Taina Uitto, 33, desperate to wake from her "consumer coma," has lived without plastic since 2010. Not everyone in her social circle was supportive.

"The reaction I found most peculiar was anger, as if I'm trying to take something away from you," says Ms. Uitto, who lives on Denman Island, B.C. "Some people immediately started making excuses for why they still use plastic."

Her renunciation also crystallized what she wanted in a partner. The absence of plastic allowed her fierce environmental values and creative problem-solving to flourish. As her values solidified, she discovered her boyfriend didn't share them. They parted ways.

Broadly speaking, renunciation today seems driven by the fear that current levels of consumption are unsustainable.
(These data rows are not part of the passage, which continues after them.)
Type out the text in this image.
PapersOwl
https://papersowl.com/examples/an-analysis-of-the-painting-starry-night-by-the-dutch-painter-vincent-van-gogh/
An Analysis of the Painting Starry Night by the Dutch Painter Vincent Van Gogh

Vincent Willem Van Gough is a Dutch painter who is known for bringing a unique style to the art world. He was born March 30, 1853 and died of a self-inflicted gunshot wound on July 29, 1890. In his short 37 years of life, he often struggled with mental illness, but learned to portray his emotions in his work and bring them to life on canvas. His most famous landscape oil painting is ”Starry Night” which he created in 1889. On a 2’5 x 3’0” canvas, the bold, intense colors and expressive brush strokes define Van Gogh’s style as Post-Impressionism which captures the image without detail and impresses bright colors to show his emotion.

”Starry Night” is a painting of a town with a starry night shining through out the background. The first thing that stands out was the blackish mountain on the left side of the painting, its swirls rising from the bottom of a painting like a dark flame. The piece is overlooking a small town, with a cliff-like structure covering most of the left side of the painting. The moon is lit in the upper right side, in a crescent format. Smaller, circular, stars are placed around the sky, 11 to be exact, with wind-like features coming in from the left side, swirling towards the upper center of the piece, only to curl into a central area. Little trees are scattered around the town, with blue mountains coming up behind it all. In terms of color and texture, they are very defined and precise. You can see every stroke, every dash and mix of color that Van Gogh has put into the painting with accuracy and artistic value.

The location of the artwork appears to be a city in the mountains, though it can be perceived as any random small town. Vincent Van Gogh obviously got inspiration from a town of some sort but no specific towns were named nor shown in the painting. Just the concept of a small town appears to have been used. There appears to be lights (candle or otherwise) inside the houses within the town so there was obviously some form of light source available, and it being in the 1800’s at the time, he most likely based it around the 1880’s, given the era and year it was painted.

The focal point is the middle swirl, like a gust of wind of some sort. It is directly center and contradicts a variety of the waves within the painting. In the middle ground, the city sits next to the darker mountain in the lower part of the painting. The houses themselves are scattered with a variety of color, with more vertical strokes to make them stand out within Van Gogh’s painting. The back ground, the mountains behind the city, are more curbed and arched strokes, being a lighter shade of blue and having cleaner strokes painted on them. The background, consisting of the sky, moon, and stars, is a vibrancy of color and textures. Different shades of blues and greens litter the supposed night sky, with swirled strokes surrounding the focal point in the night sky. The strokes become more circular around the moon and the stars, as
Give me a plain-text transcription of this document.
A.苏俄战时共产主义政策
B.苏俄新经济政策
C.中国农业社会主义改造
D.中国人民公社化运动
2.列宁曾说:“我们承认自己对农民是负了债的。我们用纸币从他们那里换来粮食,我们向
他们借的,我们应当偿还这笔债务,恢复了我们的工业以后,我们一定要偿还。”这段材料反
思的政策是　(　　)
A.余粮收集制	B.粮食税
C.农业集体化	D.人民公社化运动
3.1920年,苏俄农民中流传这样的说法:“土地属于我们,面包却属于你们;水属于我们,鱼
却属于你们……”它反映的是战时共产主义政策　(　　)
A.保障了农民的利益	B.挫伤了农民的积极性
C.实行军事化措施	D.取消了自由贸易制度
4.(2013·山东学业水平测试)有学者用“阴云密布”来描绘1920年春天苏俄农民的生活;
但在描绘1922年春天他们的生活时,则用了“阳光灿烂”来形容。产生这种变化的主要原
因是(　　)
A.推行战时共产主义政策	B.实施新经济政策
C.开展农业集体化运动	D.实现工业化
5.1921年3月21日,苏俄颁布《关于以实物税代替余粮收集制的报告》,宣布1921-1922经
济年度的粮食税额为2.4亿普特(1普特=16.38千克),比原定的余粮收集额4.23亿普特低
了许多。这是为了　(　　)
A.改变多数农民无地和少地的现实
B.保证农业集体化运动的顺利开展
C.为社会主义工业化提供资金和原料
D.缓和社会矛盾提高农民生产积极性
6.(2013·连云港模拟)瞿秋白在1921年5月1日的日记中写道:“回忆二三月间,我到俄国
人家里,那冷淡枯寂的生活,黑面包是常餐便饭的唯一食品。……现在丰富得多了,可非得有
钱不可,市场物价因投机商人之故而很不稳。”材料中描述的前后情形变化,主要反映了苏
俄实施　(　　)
Faced with an uncertain future, some see renunciation as an act of regaining control. B.C. musician Mae Moore, 56, gave up flying for five years of her touring career. "In the not-too-distant future, people will have to give things up involuntarily," she says. "So either you give it up voluntarily and feel good, or give it up involuntarily and feel resentful."

But living in a socially conscious way requires time, money, and resources that many can't afford; requesting additional vacation days to travel by ship isn't usually an option. Paradoxically, renunciation becomes accessible only to people wealthy enough to go without. But having the luxury of choosing how you live presents a precious opportunity – if not a responsibility – to make that choice count. Perhaps aspiring to less is the new aspiring to more.